Complement is the center of inflammatory reaction
Complement is an important and conservative system for natural immune, and provides pathways for rapid and effective elimination of invasive micro-organisms [14, 15]. It is a "bridge" between natural immune and acquired immune. Besides direct immune mechanism, complement can also release many types of small molecular fragments which have broad biological effects, such as chemotaxis of neutrophils and lymphocytes, phagocytosis, and participation in regulating immune response of cells and body fluid. In addition, Complement system is also an important medium for inflammation and immune reaction, and poses great potential threat to the body. If complement system is over activated, many complement components will be consumed, and reduce the anti-infection ability of the body; many active substances derived from the activation will induce severe inflammatory reaction or tissue injury, resulting in pathological process . For example, complement activation can produce inflammatory media including C2a, C3a, C4a and C5a. C2a has kinin-like function, and can expand small vessels and improve permeability; C3a, C4a and C5a have anaphylatoxin function, and can degranulate mast cells and basophils, release vasoactive mediators and induce inflammatory reaction; C3a, C5a and C5b67 have chemotaxis function, and can attract inflammatory cells to concentrate and migrate toward the inflammatory region activated by the complement, and thus increase inflammatory reaction.

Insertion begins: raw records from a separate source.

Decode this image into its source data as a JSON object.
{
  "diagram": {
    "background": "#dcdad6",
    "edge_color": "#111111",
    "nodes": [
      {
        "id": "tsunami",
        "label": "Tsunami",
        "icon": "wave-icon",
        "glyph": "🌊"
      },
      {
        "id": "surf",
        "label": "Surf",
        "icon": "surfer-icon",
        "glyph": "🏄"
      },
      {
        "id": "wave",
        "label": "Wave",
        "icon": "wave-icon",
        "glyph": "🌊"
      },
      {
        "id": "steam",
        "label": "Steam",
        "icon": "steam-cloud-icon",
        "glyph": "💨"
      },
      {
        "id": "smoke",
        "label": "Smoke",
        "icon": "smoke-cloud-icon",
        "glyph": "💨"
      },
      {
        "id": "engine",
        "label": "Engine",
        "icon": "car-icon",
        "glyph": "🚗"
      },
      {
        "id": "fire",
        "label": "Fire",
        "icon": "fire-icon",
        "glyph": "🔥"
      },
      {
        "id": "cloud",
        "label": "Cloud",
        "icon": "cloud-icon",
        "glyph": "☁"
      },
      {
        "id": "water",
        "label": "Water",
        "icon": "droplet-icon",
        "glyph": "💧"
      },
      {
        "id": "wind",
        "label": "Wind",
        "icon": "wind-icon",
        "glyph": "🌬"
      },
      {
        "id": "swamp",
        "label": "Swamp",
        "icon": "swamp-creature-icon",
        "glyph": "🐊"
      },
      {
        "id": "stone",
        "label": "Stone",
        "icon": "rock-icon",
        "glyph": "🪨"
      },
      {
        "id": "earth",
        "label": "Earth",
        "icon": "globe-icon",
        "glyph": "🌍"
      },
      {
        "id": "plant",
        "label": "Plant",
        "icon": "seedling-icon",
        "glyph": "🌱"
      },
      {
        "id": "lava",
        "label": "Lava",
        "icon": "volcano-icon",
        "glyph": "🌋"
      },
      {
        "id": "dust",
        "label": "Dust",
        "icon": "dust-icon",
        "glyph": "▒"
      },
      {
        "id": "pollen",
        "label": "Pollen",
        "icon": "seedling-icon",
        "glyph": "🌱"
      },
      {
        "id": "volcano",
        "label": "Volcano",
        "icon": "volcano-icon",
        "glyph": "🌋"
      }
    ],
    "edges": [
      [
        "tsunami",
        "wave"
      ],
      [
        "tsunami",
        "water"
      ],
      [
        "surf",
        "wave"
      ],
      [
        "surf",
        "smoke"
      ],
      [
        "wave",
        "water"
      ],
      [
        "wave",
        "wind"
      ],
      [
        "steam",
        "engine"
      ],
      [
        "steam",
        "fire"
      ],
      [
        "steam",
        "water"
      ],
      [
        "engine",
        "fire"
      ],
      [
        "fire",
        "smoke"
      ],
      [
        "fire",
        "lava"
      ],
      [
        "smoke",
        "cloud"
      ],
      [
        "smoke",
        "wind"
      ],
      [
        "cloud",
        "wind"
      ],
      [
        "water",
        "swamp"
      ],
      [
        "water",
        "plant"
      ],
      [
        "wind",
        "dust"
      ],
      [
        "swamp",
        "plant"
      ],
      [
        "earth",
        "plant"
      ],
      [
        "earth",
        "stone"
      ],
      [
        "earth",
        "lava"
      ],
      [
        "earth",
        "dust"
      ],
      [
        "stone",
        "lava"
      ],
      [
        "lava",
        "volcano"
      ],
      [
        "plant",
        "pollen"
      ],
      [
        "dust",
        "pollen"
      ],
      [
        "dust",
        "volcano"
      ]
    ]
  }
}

CR2 is the central molecule for the immune response regulation by complement system. Split products of C3 molecules includes C3dg, iC3b, C3d and C3b, which are deposited on the activating cell surface and are the specific ligands for CR2 molecules. So CR2 is a good choice as a tarteting vector for delivery of complement inhibitors such as Crry and CD59 to sites of inflammation induced by complement activation. Many studies have indicated that CR2 targeting complement inhibitors can significantly mitigate inflammatory reaction in local sites [17, 18]. CD59 and Crry are important complement regulatory protein and the ideal complement inhibitor. CD59 can interfere the combination of C7, C8 with C5b-6 complex and inhibite the formation of membrane attack complex, MAC. Crry can block the complement activation by inhibite the activity of C3/C5 convertase.
Influenza viral lung injury and complement activation
Many studies have proved that excessive inflammatory injury in lung tissues induced by influenza virus infection is closely related to complement activation. Complement activation can affect influenza virus-specific immune response in the lung [19, 20]. After being infected by influenza virus, C3-deficient mice see significant decrease of T-cell reaction, and complement activation plays an important role in T-cell activation or recruitment [21, 22]. Martin has found that C3a and C5a can induce neutrophil migration in the lung infected by influenza virus . All the above studies show that complement activation following influenza virus infection can significantly influence pulmonary infiltration and lung injury degree. Hohenthal U and Nuutila J found that complement receptors have strong expression in influenza viral pneumonia [24, 25]. Kase T found that human MBL can directly or indirectly remove influenza virus particles and inhibit viral transmission through complement activation and opsonization . Through coupling with influenza antigen HA, C3d can increase the level of anti-influenza virus HA antibody, reduce the activation threshold of B-cell and improve the intensity of immune response [27, 28]. M. Paula Longhi et al. found that CD59a-deficient mice (Cd59a(-/-)) inflected with influenza virus have more serious pneumonia than wild-type, with more significant pulmonary hemorrhage and leukocytic infiltrate, neutrophil and lymphocyte aggregation, lung cell fibrosis and CD4+ T-cell activation; after injection of complement inhibitors, Cd59a(-/-) mice have improved lung inflammatory reaction and significant neutrophil infiltration decrease .
The above studies indicate that through inhibiting complement activation, excessive inflammatory reaction in lung tissues induced by influenza can be inhibited, and as a result, lung tissue injury can be mitigated and the mortality can be reduced. As complement is both a physiological defense and a pathological damage medium, it functions as a double-edged sword. Systematic complement inhibition may result in potential side effects including infection. Therefore, we design targeting complement inhibitors for complement activation sites with CR2 as targeting vector, complement inhibitors like CD59 and Crry are targeted to inflammatory sites to specially inhibit the complement activation in the local injury, thus local inflammatory reaction is inhibited, without side effects caused by systematic inhibition.